Haftung des ehemaligen Geschäftsführers für Insolvenzverschleppung endet nicht mit dem Ausscheiden aus dem Amt
Der Bundesgerichtshof (BGH) hat mit Urteil vom 23. Juli 2024 (Az. II ZR 206/22) eine Entscheidung getroffen, die weitreichende Folgen für Geschäftsführer von Kapitalgesellschaften in Deutschland haben dürfte.
Nach dieser Entscheidung kann ein Geschäftsführer, der seine Pflicht zur rechtzeitigen Stellung des Insolvenzantrags gemäß § 15a Insolvenzordnung (InsO) verletzt, auch nach seinem Ausscheiden aus dem Amt weiterhin für den daraus entstandenen Schaden haften. Die Haftung endet somit nicht automatisch mit der Niederlegung oder Abberufung des Geschäftsführers.
Sachverhalt
Die Klägerin war Investorin in einer Unternehmensgruppe, deren Gesellschaften bereits seit 2011 insolvent waren. Das Insolvenzverfahren wurde jedoch – aufgrund der Verletzung der Insolvenzantragspflicht - erst 2018 eröffnet.
Die Investorin machte gegen die Erbin des früheren Geschäftsführers Schadensersatz für Investitionen geltend, die sie zwischen 2013 und 2016 getätigt hatte:
- Bei den ersten drei Verträgen war der Geschäftsführer noch im Amt.
- Beim vierten Vertrag hatte er bereits sein Amt niedergelegt.
Das Landgericht verurteilte die Beklagte zur Zahlung von Schadensersatz für die ersten drei Verträge, lehnte jedoch eine Haftung für den vierten Vertrag ab.
Entscheidung des BGH
Der BGH hat hingegen klargestellt, dass grundsätzlich auch für den vierten Vertrag, der nach dem Ausscheiden des Geschäftsführers abgeschlossen wurde, ein Schadensersatzanspruch bestehen kann.
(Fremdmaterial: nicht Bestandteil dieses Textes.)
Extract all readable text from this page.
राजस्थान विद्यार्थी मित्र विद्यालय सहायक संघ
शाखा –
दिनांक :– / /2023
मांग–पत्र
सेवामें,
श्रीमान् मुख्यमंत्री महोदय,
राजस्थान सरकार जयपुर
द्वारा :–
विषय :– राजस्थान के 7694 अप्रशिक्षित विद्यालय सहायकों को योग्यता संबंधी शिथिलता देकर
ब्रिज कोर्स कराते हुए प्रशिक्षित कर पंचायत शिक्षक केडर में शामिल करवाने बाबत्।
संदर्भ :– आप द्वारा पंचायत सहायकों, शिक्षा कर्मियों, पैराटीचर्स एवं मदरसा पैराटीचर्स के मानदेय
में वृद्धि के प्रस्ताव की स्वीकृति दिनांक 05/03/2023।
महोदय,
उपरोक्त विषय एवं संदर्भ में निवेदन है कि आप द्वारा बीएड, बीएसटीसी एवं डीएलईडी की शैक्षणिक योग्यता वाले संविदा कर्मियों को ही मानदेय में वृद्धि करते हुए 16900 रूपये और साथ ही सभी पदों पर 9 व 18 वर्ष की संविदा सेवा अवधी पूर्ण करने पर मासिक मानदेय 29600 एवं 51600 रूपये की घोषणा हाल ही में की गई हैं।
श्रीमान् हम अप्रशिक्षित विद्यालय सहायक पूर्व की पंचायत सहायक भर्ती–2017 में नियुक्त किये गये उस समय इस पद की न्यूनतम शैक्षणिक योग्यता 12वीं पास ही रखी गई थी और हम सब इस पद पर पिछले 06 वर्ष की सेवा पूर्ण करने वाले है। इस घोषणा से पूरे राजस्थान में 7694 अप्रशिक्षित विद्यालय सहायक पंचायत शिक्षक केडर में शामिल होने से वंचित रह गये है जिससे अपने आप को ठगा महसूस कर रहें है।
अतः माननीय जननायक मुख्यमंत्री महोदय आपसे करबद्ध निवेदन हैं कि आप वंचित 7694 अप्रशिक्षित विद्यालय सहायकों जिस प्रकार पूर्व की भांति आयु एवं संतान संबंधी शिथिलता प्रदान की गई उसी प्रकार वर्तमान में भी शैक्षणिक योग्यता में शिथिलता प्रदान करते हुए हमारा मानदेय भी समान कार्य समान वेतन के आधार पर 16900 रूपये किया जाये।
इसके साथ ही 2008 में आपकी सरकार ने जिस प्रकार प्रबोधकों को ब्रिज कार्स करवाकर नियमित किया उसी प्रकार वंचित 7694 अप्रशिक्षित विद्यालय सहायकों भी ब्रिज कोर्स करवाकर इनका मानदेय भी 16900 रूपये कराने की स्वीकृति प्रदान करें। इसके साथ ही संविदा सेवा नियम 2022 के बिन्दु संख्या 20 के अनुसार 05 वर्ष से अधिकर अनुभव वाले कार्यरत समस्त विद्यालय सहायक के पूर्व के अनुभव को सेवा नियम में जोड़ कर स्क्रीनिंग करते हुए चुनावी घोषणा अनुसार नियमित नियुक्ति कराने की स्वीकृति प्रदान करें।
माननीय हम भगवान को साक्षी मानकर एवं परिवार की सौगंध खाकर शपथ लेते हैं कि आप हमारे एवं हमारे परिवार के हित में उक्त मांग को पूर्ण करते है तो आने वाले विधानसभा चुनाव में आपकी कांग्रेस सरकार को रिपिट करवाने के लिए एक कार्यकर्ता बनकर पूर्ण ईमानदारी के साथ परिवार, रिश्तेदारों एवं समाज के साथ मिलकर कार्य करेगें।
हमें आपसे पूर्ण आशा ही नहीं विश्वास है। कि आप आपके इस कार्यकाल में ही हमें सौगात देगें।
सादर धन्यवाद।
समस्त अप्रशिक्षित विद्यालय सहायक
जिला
Das Gericht hat ausgeführt, dass der Geschäftsführer seine Pflicht zur rechtzeitigen Insolvenzantragstellung verletzt hatte und dass diese Pflichtverletzung über sein Ausscheiden hinaus fortwirkte. Solange die Gesellschaft insolvent blieb, setzte sich die durch die Pflichtverletzung geschaffene Risikosituation fort und betraf auch neue Gläubiger, die im Vertrauen auf die Zahlungsfähigkeit der Gesellschaft Verträge abschlossen.
Nur wenn sich die wirtschaftliche Lage der Gesellschaft in der Zwischenzeit nachweislich gebessert hätte – also die Insolvenzlage beseitigt worden wäre –, wäre der Kausalzusammenhang unterbrochen worden. Die Haftung des ehemaligen Geschäftsführers bleibt somit so lange bestehen, wie die Insolvenzlage anhält.
Fazit
Der BGH stellt klar, dass die Pflicht zur Stellung des Insolvenzantrags nach § 15a InsO nicht nur dem Schutz der Gesellschaft, sondern auch dem Schutz Dritter dient, die mit ihr Geschäfte tätigen.
Damit haftet ein Geschäftsführer – auch nach seiner Amtsniederlegung oder Abberufung – weiterhin für Schäden, die auf der unterlassenen Insolvenzantragstellung beruhen, solange der Insolvenzgrund fortbesteht. Diese Entscheidung markiert eine bedeutsame Erweiterung der Geschäftsführerhaftung im deutschen Insolvenzrecht: Sie stärkt die Position der Gläubiger und betont die Verantwortung der Geschäftsleiterüber den Zeitpunkt ihres Ausscheidens hinaus.